On paper, “The Lady in Number 6” seems to be a smart choice for the win. It’s about World War II and the Holocaust, but it also has an uplifting message about the healing power of art. Its subject, Alice Herz Sommer, is an indomitable 109-year-old who still plays piano every day, and speaks without rancor of how music got her through the darkest days in the Theresienstadt concentration camp.
While Sommer can be disturbingly cheery about what she endured during the war – the most telling anecdotes come from others, not from her – she is a compelling character, and one whose message of survival through art is one that has often resonated with voters in the category.
But if the film looks like a winner on paper, one thing could put a wrinkle in that conclusion. Director Malcolm Clarke also narrates “The Lady in Number 6,” and his relentless voiceover is so old-fashioned and at times portentous that it gives the movie the feel of a second-rate television documentary. With a more nuanced and sophisticated approach to narration (or with the use of title cards in its place), the film could indeed have been a slam-dunk winner – but as it stands now, its victory will require voters to overlook a glaring shortcoming that in some ways makes it the least accomplished of the nominees.
The longest of the nominees is only seconds under the Academy’s 40-minute limit, and it was the only short with an HBO connection at the time of its nomination. “Prison Terminal” is an even-handed chronicle of a hospice-care unit set up in an Iowa penitentiary to help terminally ill prisoners in their final days.

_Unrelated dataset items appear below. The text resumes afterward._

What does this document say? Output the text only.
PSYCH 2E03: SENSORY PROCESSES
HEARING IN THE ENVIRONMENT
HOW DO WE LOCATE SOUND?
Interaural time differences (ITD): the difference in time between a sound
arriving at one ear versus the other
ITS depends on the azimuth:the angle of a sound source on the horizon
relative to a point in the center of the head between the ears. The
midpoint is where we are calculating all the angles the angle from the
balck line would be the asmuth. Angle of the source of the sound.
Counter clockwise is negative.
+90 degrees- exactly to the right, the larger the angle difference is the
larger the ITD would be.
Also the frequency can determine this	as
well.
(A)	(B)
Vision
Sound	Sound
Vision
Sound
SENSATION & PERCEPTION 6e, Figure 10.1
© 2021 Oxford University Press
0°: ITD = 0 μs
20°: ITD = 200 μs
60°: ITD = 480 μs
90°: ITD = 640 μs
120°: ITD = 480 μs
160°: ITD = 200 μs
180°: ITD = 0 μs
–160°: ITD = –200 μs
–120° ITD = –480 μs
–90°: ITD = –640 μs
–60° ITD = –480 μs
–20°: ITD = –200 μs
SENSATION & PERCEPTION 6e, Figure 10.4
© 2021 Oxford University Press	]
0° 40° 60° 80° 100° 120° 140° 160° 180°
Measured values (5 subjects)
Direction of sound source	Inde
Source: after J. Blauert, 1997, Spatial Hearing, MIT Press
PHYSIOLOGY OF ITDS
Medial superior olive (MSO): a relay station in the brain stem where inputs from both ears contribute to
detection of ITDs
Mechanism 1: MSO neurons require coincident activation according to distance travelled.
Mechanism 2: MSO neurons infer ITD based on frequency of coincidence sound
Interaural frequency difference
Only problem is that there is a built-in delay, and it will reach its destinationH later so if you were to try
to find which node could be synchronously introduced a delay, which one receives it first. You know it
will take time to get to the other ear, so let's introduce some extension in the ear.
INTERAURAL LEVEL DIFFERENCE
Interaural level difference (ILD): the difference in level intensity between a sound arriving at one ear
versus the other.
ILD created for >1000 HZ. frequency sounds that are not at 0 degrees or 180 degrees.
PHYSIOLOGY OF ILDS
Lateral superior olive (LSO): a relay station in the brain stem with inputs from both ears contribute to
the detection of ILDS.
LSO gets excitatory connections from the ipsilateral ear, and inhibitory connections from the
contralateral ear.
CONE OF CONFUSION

The central figure is Jack Hall, who is serving a life sentence for murdering the drug dealer he blames for introducing his son to drugs and leading to the teen’s suicide. Hall is unrepentant, and haunted by his experiences in World War II and his time in a German prison camp; he is also a little distant and essentially unknowable. In fact, viewers are less likely to latch onto Hall than they are to a couple of the inmates who care for him as he’s dying. A key line comes when one of them says that the hospice work takes him to a place where “for once, I’m somebody that nobody thought I could be.”
The film feels significant and substantial, compensating for the coldness of its central figure with its unflinching depiction of his deterioration and death. It also ends with a lovely grace note set around the state law that requires inmates to be fingerprinted one last time after their deaths.